Viele Tore geworfen, aber noch mehr kassiert: Die HG Saarlouis hat den Fluch der Vorsaison noch nicht ganz besiegt. Top-Torschütze Lars Weissgerber weiß aber, was zu tun ist.
Wirklich glücklich ist Lars Weissgerber mit dem Saisonstart seiner Mannschaft nicht. Der 27-jährige Leistungsträger von Handball-Drittligist HG Saarlouis hatte insgeheim gehofft, das Team hätte so manche Schwachstelle der Vorsaison im Griff. Doch sowohl beim Saisonstart in Haßloch (34:27-Sieg) als auch beim ersten „Heimspiel“ der Saison in der Hermann-Neuberger-Halle in Völklingen gegen den TV Gelnhausen (34:36-Niederlage) lief noch nicht alles rund. „Es war natürlich nicht optimal, dass wir nicht in unserer Halle trainieren konnten.
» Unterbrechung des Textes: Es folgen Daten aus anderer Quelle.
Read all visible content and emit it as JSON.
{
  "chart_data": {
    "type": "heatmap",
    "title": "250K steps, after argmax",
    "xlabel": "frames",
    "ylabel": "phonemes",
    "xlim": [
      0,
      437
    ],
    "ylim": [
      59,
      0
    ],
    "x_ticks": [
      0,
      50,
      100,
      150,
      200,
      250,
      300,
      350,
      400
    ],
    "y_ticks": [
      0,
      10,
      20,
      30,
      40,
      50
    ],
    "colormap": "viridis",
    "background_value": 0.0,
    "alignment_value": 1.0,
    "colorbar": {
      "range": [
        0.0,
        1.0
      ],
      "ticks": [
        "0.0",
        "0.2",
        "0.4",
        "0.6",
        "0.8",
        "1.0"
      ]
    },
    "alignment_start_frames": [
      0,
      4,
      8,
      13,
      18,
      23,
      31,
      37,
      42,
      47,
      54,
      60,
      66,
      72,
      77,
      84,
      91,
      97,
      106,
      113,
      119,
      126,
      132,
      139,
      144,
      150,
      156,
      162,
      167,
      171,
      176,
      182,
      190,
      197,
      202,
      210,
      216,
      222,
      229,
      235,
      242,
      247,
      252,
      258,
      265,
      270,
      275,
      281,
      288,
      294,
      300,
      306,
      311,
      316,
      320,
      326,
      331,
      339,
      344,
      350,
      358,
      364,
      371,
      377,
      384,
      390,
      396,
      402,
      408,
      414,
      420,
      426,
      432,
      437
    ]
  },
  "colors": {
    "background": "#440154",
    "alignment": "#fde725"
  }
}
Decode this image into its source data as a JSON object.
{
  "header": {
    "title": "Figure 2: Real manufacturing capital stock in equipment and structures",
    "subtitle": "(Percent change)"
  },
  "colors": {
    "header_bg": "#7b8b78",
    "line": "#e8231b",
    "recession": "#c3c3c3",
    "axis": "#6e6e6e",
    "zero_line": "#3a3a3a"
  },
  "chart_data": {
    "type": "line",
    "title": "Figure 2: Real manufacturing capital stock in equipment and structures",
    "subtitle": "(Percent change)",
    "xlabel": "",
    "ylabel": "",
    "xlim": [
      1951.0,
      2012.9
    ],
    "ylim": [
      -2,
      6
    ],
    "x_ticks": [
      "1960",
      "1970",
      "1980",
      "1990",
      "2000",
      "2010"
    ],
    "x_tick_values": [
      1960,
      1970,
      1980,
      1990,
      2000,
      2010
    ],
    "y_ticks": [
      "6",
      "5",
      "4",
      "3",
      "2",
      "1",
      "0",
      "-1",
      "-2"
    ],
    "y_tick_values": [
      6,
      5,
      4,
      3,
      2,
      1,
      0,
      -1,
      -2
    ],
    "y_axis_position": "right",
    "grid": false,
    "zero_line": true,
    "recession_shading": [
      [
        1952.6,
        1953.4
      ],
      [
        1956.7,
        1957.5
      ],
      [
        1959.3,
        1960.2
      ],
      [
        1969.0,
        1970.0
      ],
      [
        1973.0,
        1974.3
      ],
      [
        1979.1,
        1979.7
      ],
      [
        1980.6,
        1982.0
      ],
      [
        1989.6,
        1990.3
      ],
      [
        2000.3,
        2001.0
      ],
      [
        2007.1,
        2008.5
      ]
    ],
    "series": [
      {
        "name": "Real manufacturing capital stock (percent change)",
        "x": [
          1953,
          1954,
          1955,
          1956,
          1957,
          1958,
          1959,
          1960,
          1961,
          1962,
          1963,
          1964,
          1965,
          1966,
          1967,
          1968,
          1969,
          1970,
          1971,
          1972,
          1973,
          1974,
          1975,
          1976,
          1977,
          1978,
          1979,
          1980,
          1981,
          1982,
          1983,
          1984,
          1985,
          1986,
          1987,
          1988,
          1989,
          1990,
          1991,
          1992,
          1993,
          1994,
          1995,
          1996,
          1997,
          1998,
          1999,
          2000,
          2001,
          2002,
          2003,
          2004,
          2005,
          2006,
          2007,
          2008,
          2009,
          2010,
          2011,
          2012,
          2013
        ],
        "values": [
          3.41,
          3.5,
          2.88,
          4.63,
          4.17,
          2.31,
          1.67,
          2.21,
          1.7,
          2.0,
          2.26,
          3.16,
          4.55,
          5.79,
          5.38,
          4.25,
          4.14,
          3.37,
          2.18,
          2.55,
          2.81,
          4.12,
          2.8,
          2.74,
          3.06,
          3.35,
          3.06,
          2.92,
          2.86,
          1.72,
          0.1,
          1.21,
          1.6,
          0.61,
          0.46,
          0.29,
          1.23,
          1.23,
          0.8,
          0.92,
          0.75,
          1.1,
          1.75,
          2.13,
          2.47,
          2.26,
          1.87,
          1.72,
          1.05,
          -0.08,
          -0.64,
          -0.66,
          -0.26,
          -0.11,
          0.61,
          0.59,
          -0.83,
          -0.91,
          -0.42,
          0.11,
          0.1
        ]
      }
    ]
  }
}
Hier haben wir unsere eigene Kabine, jeder hat seinen festen Platz“, sagt der Torschützenkönig der vergangenen Saison (249 Treffer). Aufgrund von Renovierungsarbeiten war die heimische Stadtgartenhalle bis in den September hinein gesperrt: „So sind wir mehrmals umgezogen und haben immer woanders trainiert. Das war schon anders, aber darf natürlich keine Ausrede sein“, stellt Weissgerber klar.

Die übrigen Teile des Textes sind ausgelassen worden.